You don’t have to make the “family time” punishment like cleaning the bathroom together or something.  The end goal is for you and your child to be able to work through difficult situations without meltdowns from kids or breakdowns by parents.

It ain’t easy setting limits with our children but it needs to happen.  Never allow your child to have the “power” of the group. Yes, I know when the little sad 4 year-old starts to fuss that aunts, uncles, grans and papas all want to soothe and offer anything to get the kid to be happy/walk/join in the fun.  

Just remember, oodles of studies have shown that loose limits with children only create confusion, fear and insecurities which result in bad/acting out behavior.

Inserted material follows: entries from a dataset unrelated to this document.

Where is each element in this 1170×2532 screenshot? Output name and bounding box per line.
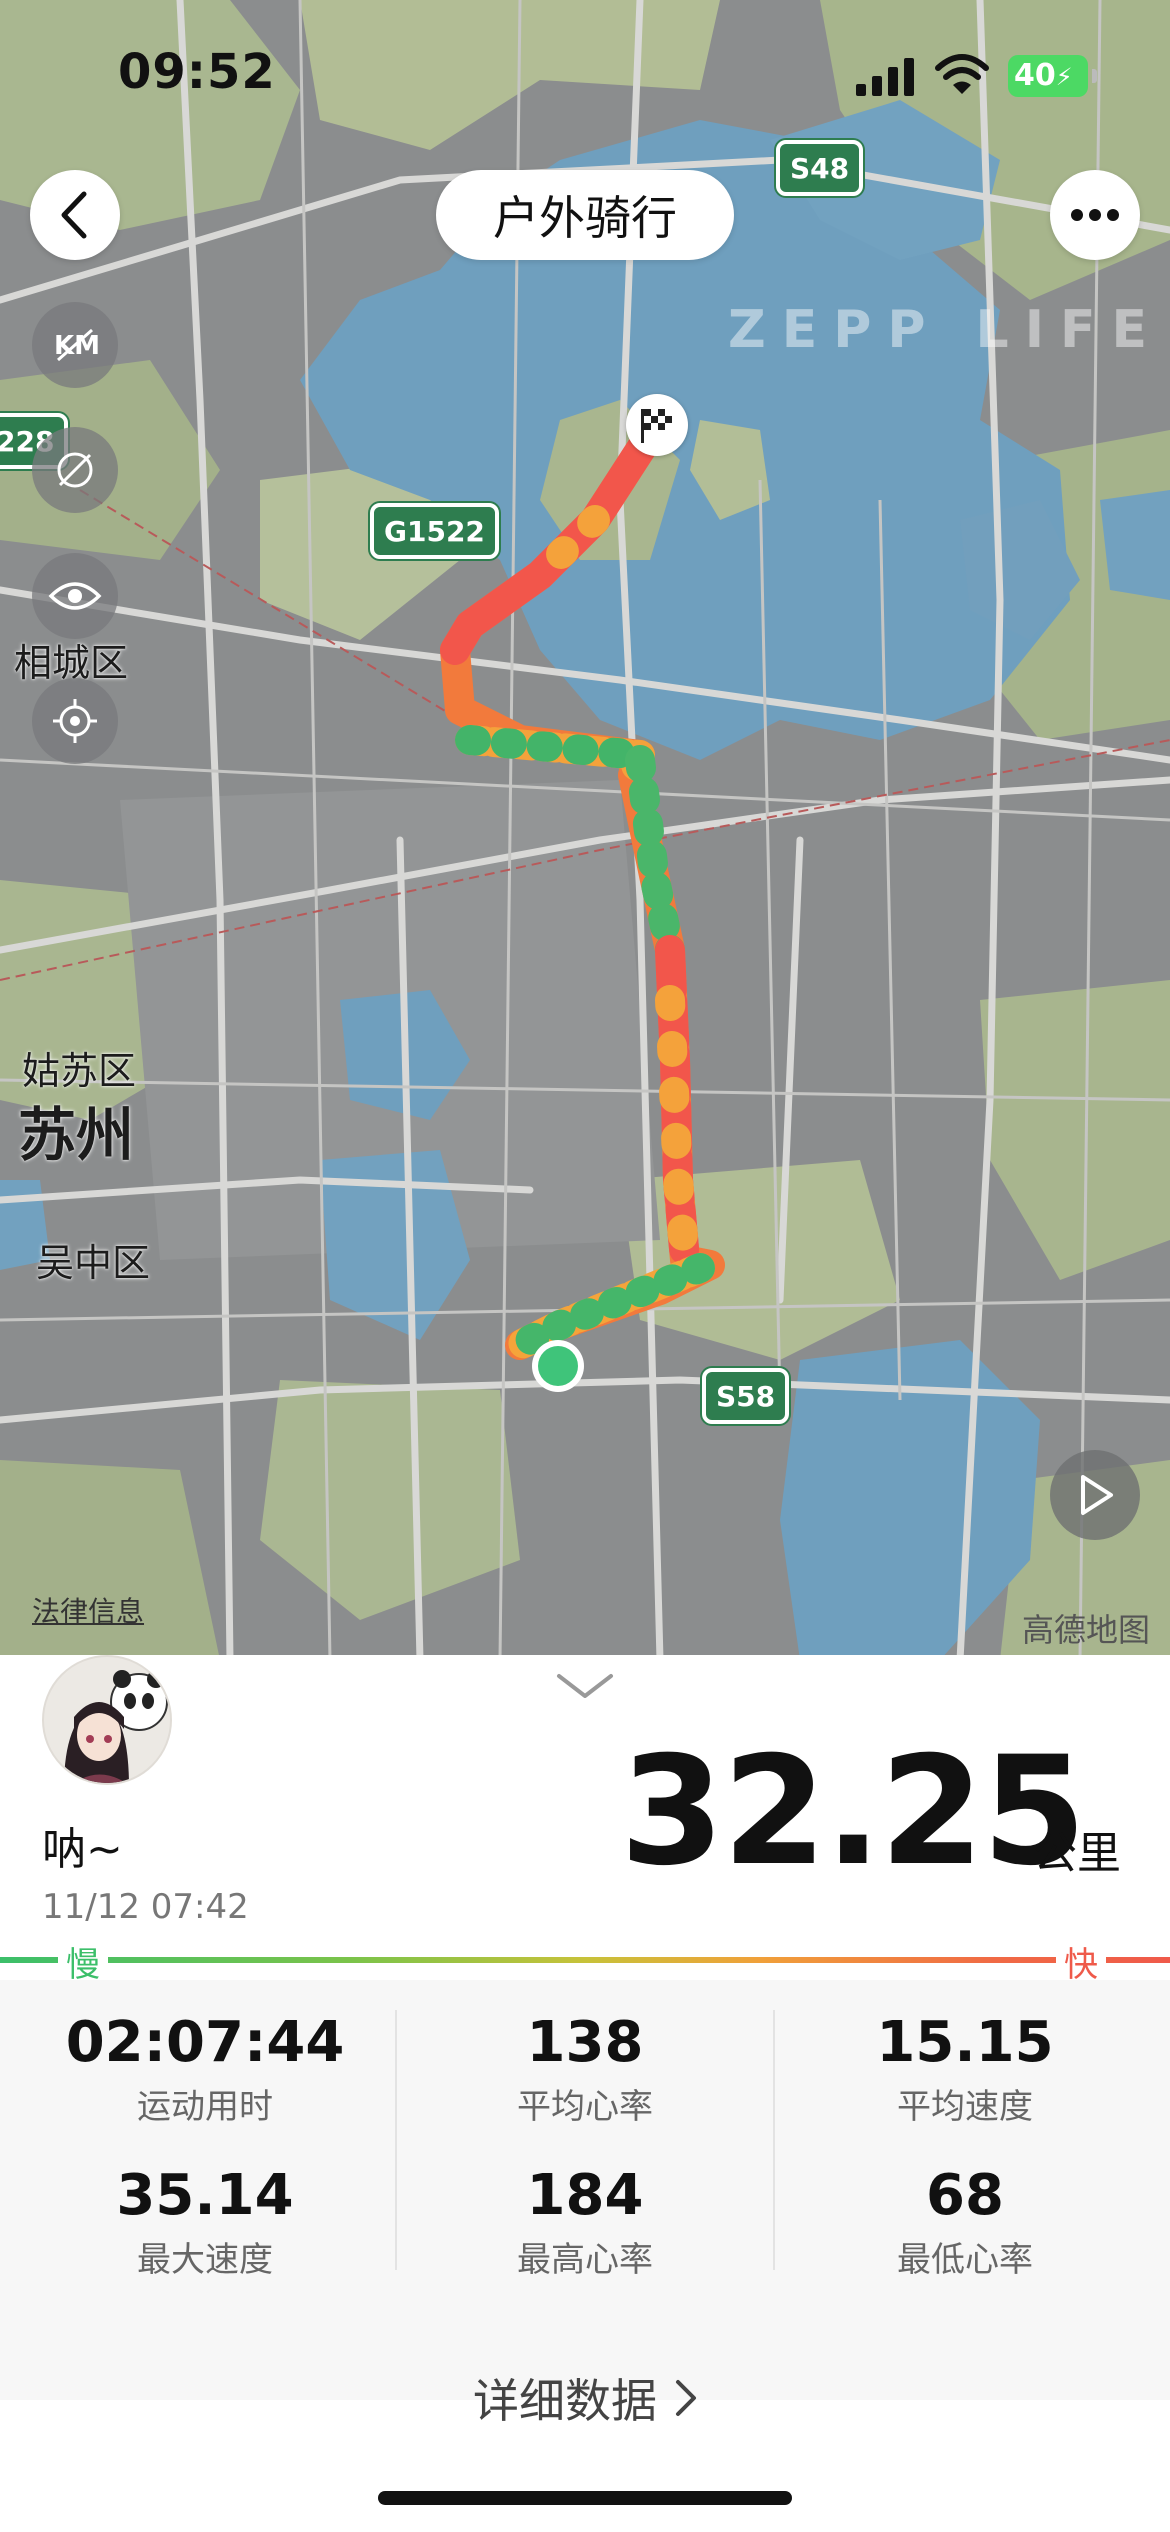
- distance-unit: 公里: [1033, 1828, 1121, 1879]
- detail-data-label: 详细数据: [473, 2374, 657, 2428]
- chevron-left-icon: [61, 191, 87, 239]
- stat-label: 最大速度: [137, 2240, 273, 2280]
- workout-datetime: 11/12 07:42: [42, 1887, 249, 1927]
- signal-icon: [856, 58, 914, 96]
- stat-min-heart-rate: 68 最低心率: [775, 2163, 1155, 2281]
- stat-max-heart-rate: 184 最高心率: [395, 2163, 775, 2281]
- more-icon: [1071, 209, 1119, 221]
- status-time: 09:52: [118, 44, 276, 100]
- visibility-toggle[interactable]: [32, 553, 118, 639]
- zepp-life-watermark: ZEPP LIFE: [728, 300, 1164, 360]
- label-suzhou: 苏州: [18, 1101, 135, 1169]
- stat-value: 35.14: [116, 2163, 294, 2228]
- label-wuzhong: 吴中区: [36, 1241, 151, 1285]
- speed-fast-label: 快: [1056, 1937, 1106, 1986]
- replay-button[interactable]: [1050, 1450, 1140, 1540]
- stat-value: 138: [526, 2010, 644, 2075]
- detail-data-link[interactable]: 详细数据: [0, 2365, 1170, 2431]
- wifi-icon: [935, 54, 989, 94]
- locate-button[interactable]: [32, 678, 118, 764]
- status-bar: 09:52 40⚡: [0, 0, 1170, 150]
- highway-shield-g1522: G1522: [370, 503, 499, 559]
- eye-icon: [48, 582, 102, 610]
- battery-icon: 40⚡: [1008, 55, 1097, 97]
- no-photo-icon: [57, 452, 93, 488]
- battery-level: 40: [1014, 58, 1056, 93]
- user-name: 呐~: [42, 1824, 123, 1875]
- stat-duration: 02:07:44 运动用时: [15, 2010, 395, 2128]
- chevron-down-icon[interactable]: [555, 1670, 615, 1700]
- label-gusu: 姑苏区: [22, 1049, 137, 1093]
- summary-sheet: 呐~ 11/12 07:42 32.25 公里 慢 快 02:07:44 运动用…: [0, 1655, 1170, 2532]
- stat-value: 15.15: [876, 2010, 1054, 2075]
- speed-slow-label: 慢: [58, 1937, 108, 1986]
- photo-toggle[interactable]: [32, 427, 118, 513]
- stat-label: 运动用时: [137, 2087, 273, 2127]
- stat-label: 最低心率: [897, 2240, 1033, 2280]
- finish-flag-icon: [626, 394, 688, 456]
- stat-value: 02:07:44: [65, 2010, 345, 2075]
- legal-info-link[interactable]: 法律信息: [32, 1590, 144, 1630]
- total-distance: 32.25: [620, 1725, 1086, 1899]
- stat-avg-speed: 15.15 平均速度: [775, 2010, 1155, 2128]
- stat-label: 平均心率: [517, 2087, 653, 2127]
- km-icon: KM: [54, 328, 100, 362]
- highway-shield-s58: S58: [702, 1368, 790, 1424]
- chevron-right-icon: [675, 2374, 697, 2428]
- locate-icon: [53, 699, 97, 743]
- stat-max-speed: 35.14 最大速度: [15, 2163, 395, 2281]
- stat-value: 184: [526, 2163, 644, 2228]
- km-marker-toggle[interactable]: KM: [32, 302, 118, 388]
- more-button[interactable]: [1050, 170, 1140, 260]
- page-title: 户外骑行: [436, 170, 734, 260]
- stat-label: 最高心率: [517, 2240, 653, 2280]
- stat-label: 平均速度: [897, 2087, 1033, 2127]
- stats-grid: 02:07:44 运动用时 138 平均心率 15.15 平均速度 35.14 …: [0, 1980, 1170, 2428]
- stat-value: 68: [926, 2163, 1004, 2228]
- avatar[interactable]: [42, 1655, 172, 1785]
- home-indicator: [378, 2491, 792, 2505]
- map-provider-label: 高德地图: [1022, 1611, 1151, 1649]
- speed-legend-bar: [0, 1953, 1170, 1967]
- play-icon: [1081, 1475, 1113, 1515]
- back-button[interactable]: [30, 170, 120, 260]
- stat-avg-heart-rate: 138 平均心率: [395, 2010, 775, 2128]
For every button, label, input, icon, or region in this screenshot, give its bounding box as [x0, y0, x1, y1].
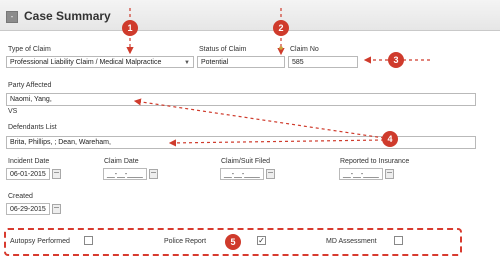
- claim-status-dot: [279, 46, 283, 50]
- callout-badge-3: 3: [388, 52, 404, 68]
- annotation-arrows: [126, 8, 430, 147]
- callout-badge-2: 2: [273, 20, 289, 36]
- callout-badge-5: 5: [225, 234, 241, 250]
- callout-badge-4: 4: [382, 131, 398, 147]
- callout-4-arrow-b: [168, 139, 385, 147]
- callout-4-arrow-a: [133, 98, 385, 139]
- callout-badge-1: 1: [122, 20, 138, 36]
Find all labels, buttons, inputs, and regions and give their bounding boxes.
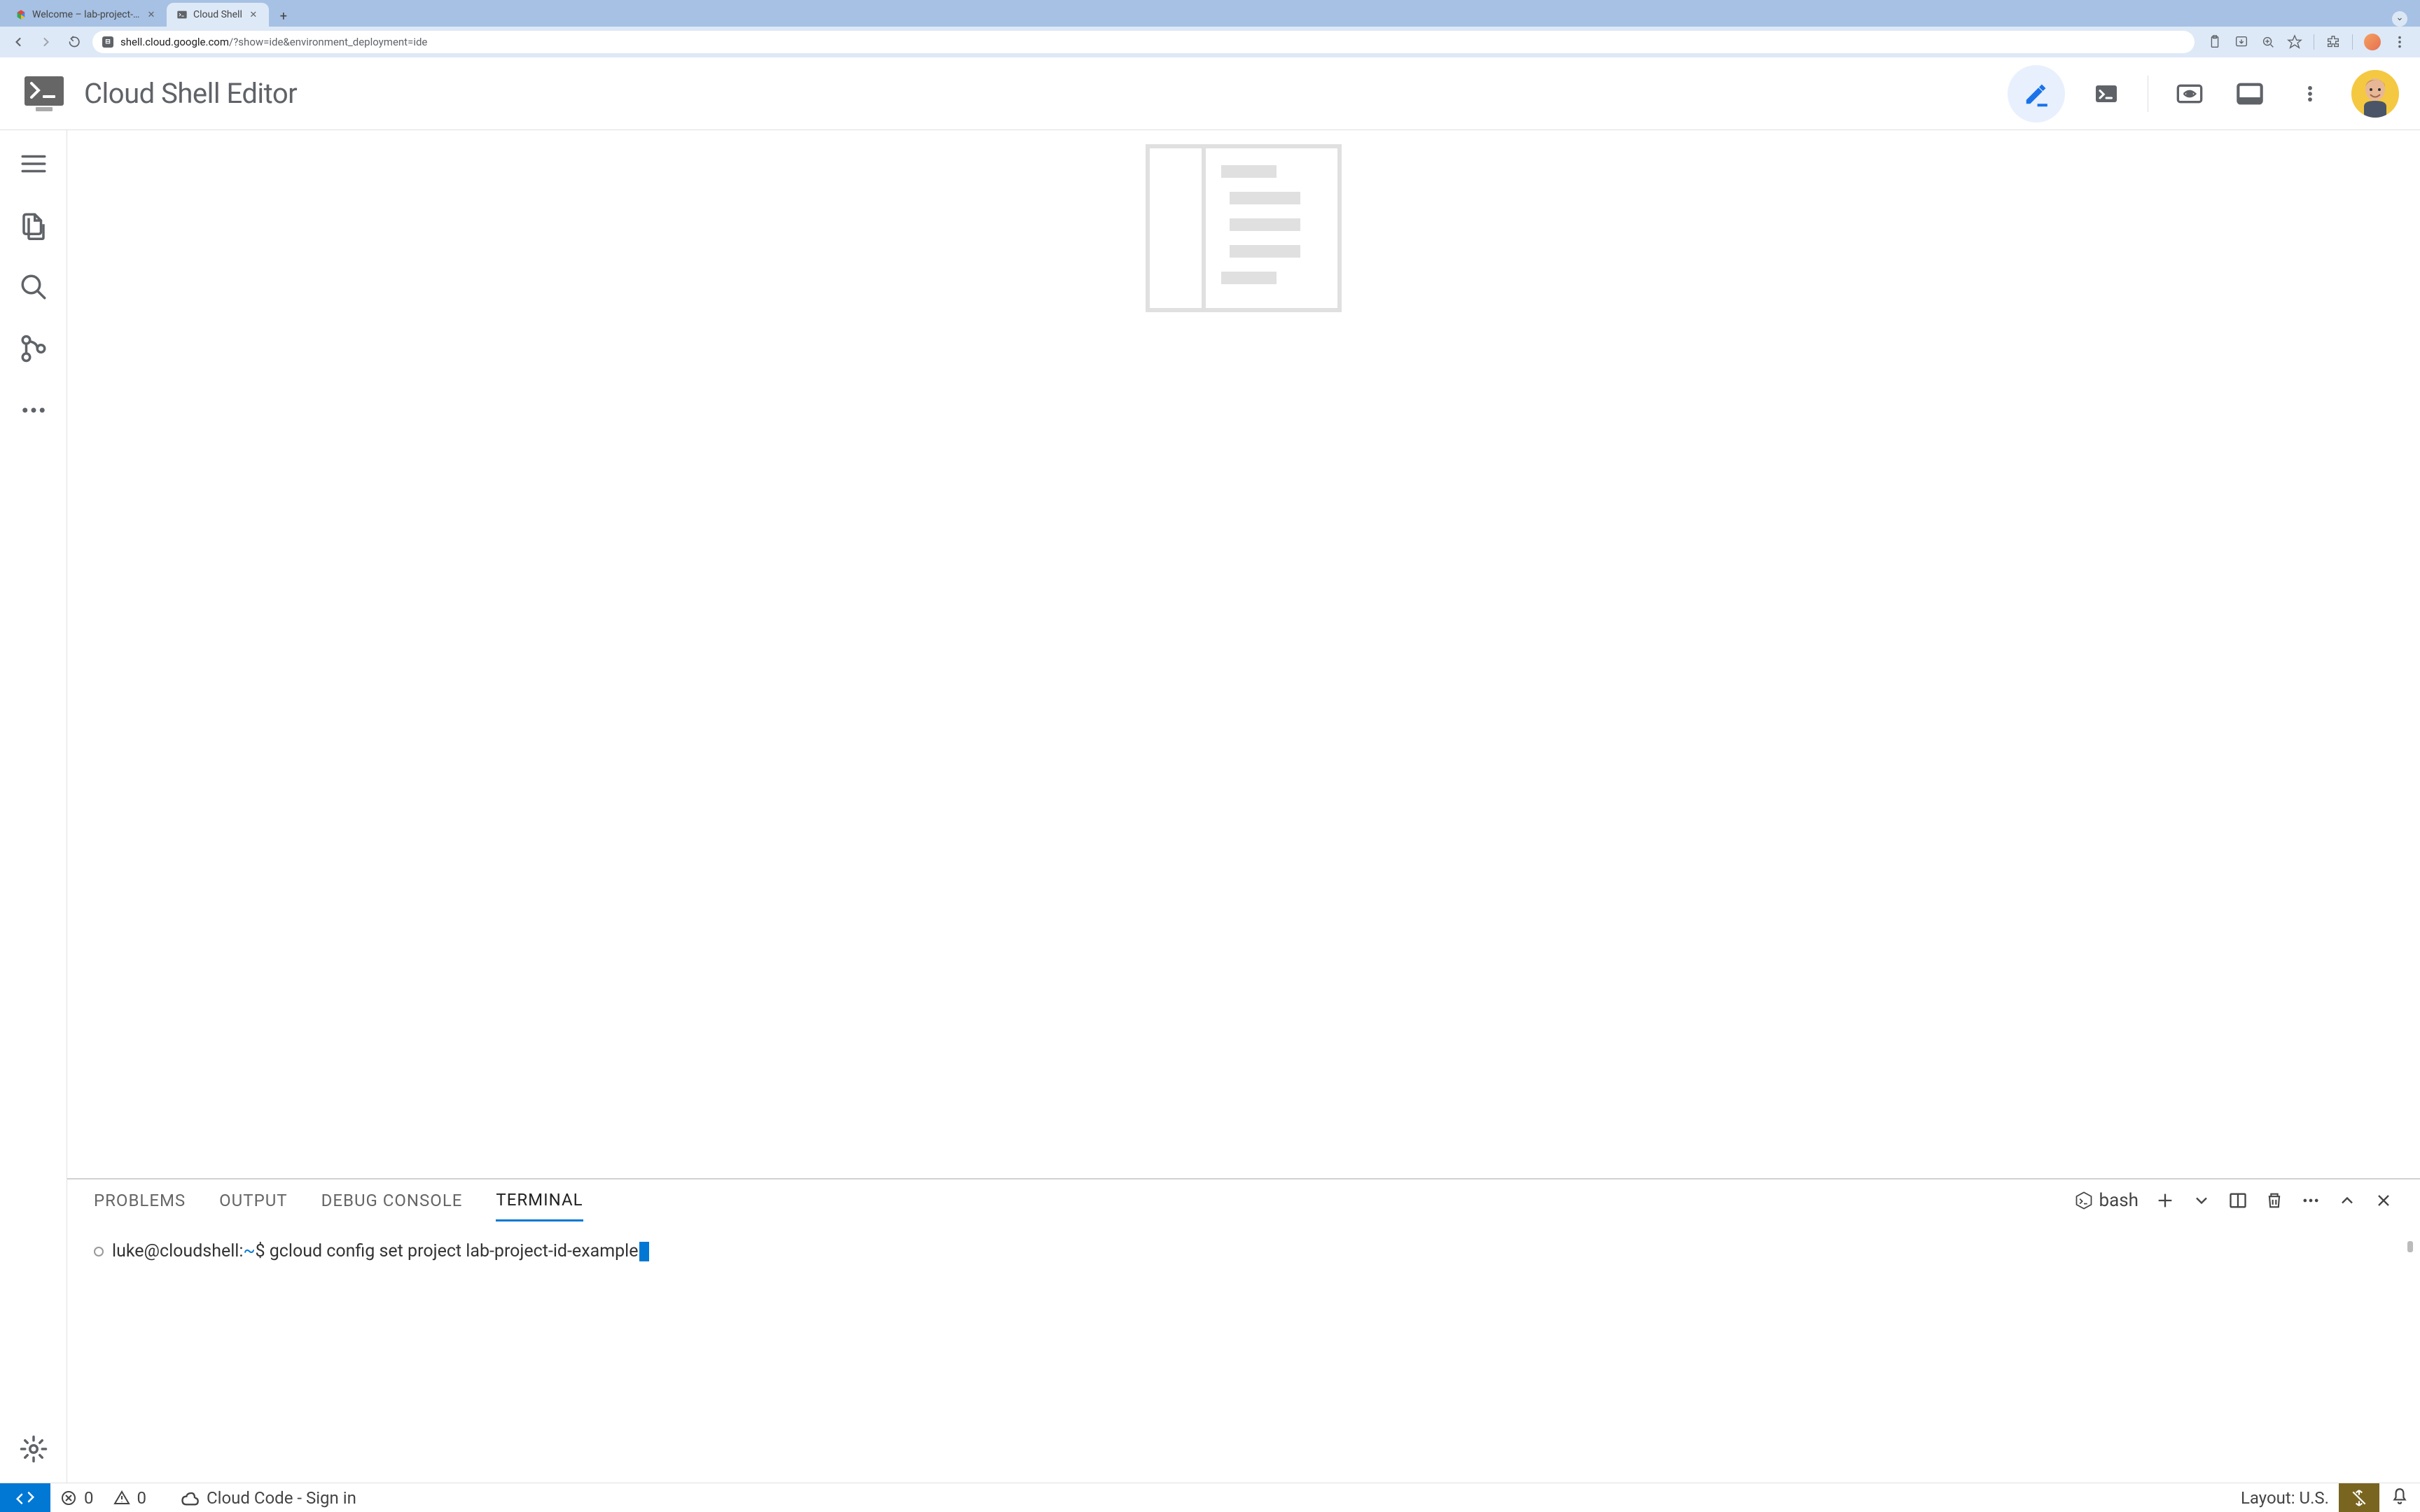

Be the boss. Set the limit. Enforce the rule.  All within the framework of positive reinforcement, unconditional love, and the understanding that you are the ultimate rule enforcer.  

Who do you think is in charge between these two scenarios?

A calm parent walking down the path with a kid kicking and screaming tucked under their arm.


A calm kid smirking at their parent who is yelling/begging/threatening them as they stand in front of their kid on the walking path.

Hope this answer helps!  Thank you so much for your question.  Good luck!